Corrigan gave writing assignments each week and edited the stories mercilessly. “I was tough,” he admitted. But Bailey, for one, didn’t mind. “I needed that,” she said.”I don’t need anyone to baby me. My goal is to get on page 1-A so I needed someone to point out my errors.”

Suwyn and Corrigan said they would have been happy if even half the students stayed with the program.

But all nine students did, indeed, graduate. Six have had stories published. Corrigan says it is still a lot of work to edit the writing into shape for publication but he believes his former students are absorbing the most important aspects of the profession.
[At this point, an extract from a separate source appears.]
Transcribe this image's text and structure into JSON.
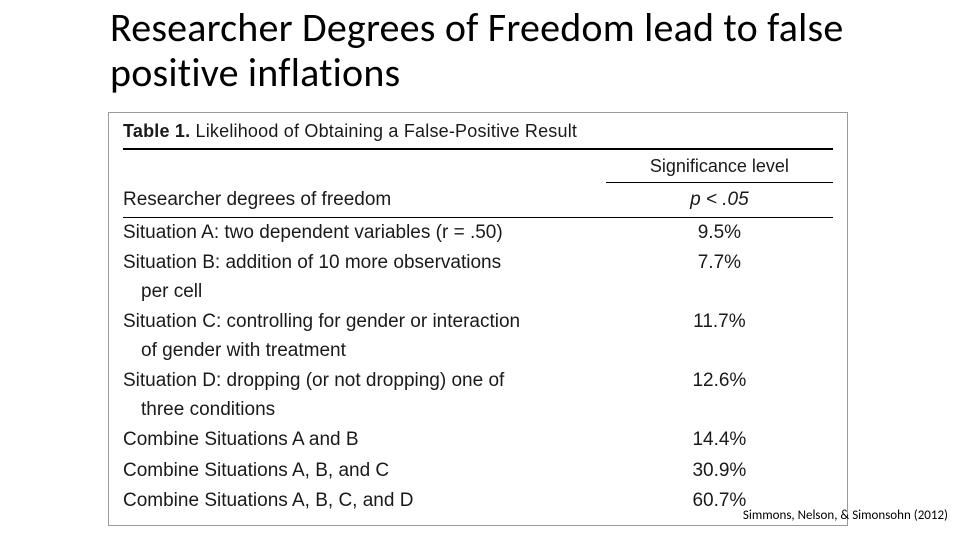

For instance, he sent Bailey to do a feature on a woman about to turn 110 but, in interviewing her relatives, Bailey found some discrepancy about her actual age and put off the story until she could confirm the woman’s birth date. Her wariness and her concern for accuracy pleased Corrigan.

Bailey, in turn, seems thrilled with her new career. She recently got her first written feedback, a letter from the Rotary Club president praising her coverage of a meeting with the lieutenant governor. “‘We will vote for your Pulitzer’,” she quotes from the letter. “I was just so proud of that.

“My sister says, ‘I just can’t believe they print what you write.’ And I’m still very nervous. I’m still in awe that I’m going to the paper and they’re going to look at something I’ve written. But I tell Steve, I want page 1-A.”

Corrigan thinks she has a good chance of getting there. Three of his former Closeup correspondents are now on the Morning News staff. One is a bureau chief.

And Suwyn makes it clear he wants the Neighborhood Newsroom graduates to succeed. He believes the program is a good way for a small paper like the Morning News to recruit a diverse staff, given the competition from big papers for talented minority journalists.

“We need to keep reaching out,” said Suwyn. “We’ll do it again next year. And if some of them get so good they go to The New York Times or The Washington Post, that’s even better.”